We explored the idea taking LD1333 to the voters through a People’s Veto campaign, and although we ultimately decided we didn’t have the capacity to undertake a ballot campaign, we are committed to overturning the attack on health care in Maine through the legislature, by electing new representatives and senators that share our values.
In the long term, MPA remains committed to building support for a universal single-payer healthcare system for Maine. There were actually two single- payer bills considered in the legislature this year. One bill, LD57, would update an existing study about how much it would cost to run a single-payer system in our state. It was voted “ought not to pass” along party lines (Democrats in favor, Republicans against) in the Insurance and Financial services Committee. Another bill, LD 1397 “An Act to Establish a Single Payer Health Care System to be Effective in 2017,” sponsored by Rep. Charlie Priest and co-sponsored by 55 others, was also voted “ought not to pass” on mostly party lines (Senator Diamond, D-Cumberland, voted with Republicans). Earlier this year, Vermont elected a Governor who campaigned on creating a single- payer system as a way to reduce costs and create jobs. Governor Shumlin has fulfilled that promise by signing into law a bill that creates a state-level single payer system that will go into effect in 2017 and cover all Vermont people. We’re eager to follow Vermont’s progress and to learn lessons for the single-payer movement here in Maine.

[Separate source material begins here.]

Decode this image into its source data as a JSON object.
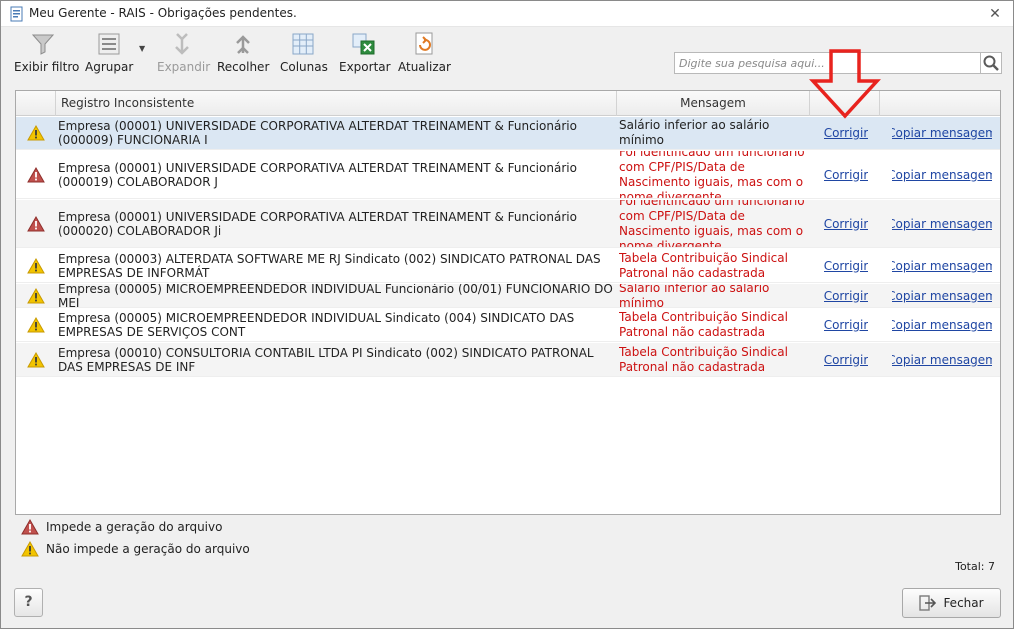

Finally, there is much work for our legislature to do in order to comply with the Affordable Care Act, the national reform law. By 2014, each state has to set up an “exchange” to serve as a health insurance marketplace that should lower costs and improve quality. Last summer a bi-partisan group of legislators met several times to learn about the exchange and they prepared a report detailing ideas for what Maine’s exchange should look like. This legislative session, two bills to establish a state exchange (one sponsored by Rep. Treat, D- Hallowell, and one by Rep. McKane, R-New Castle) were introduced, based on last summer’s report. The legislature passed neither of these bills and instead created a commission to further study an exchange and make recommendations to the legislature by September.

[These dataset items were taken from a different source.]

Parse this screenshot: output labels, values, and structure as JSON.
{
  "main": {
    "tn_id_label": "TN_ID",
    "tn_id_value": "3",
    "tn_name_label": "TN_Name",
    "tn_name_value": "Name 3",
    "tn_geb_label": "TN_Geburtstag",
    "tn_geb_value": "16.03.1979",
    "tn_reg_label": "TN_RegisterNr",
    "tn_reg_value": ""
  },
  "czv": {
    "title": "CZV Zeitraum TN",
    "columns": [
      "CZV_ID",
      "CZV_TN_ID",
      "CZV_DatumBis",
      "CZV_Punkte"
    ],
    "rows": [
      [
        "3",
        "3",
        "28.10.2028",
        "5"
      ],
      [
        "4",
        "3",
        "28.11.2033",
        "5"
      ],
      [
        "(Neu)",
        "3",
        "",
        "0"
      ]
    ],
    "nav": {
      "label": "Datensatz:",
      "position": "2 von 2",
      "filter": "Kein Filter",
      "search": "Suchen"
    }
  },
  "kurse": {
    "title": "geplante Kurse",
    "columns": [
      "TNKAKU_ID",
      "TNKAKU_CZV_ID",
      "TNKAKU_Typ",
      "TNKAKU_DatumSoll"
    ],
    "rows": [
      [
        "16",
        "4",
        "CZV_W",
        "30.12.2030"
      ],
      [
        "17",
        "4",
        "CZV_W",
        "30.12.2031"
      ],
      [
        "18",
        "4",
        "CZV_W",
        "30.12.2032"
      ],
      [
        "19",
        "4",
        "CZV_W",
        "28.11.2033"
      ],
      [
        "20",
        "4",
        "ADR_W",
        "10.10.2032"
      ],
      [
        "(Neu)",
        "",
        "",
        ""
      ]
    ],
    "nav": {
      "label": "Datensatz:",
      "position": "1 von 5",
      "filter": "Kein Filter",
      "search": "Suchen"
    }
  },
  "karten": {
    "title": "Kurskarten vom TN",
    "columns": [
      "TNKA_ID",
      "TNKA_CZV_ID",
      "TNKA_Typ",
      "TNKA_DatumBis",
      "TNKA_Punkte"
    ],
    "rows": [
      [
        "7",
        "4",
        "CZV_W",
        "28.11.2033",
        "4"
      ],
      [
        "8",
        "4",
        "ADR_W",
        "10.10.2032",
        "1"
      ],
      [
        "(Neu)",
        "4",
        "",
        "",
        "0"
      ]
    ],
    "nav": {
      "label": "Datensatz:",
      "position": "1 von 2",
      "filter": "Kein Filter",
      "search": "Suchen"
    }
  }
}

The bad news is that the members of this new commission are appointed by our Governor, and are not likely to share our vision for Maine’s exchange. There are three possible outcomes from this commission: the worst case scenario is that we end up with an exchange that does nothing to improve quality and lower costs, but instead serves as another handout to insurance companies. A less terrible scenario is that Maine decides not to set up an exchange at all, in which case the federal government will set one up for us. The other, best case scenario is that the commission and legislature agree that the findings of last summer’s joint select committee are accurate, and set up an exchange under those guidelines to improve quality, reduce costs, and make purchasing insurance easier. We’ll be sure to keep members informed about the outcomes of this process and opportunities for making your voice heard!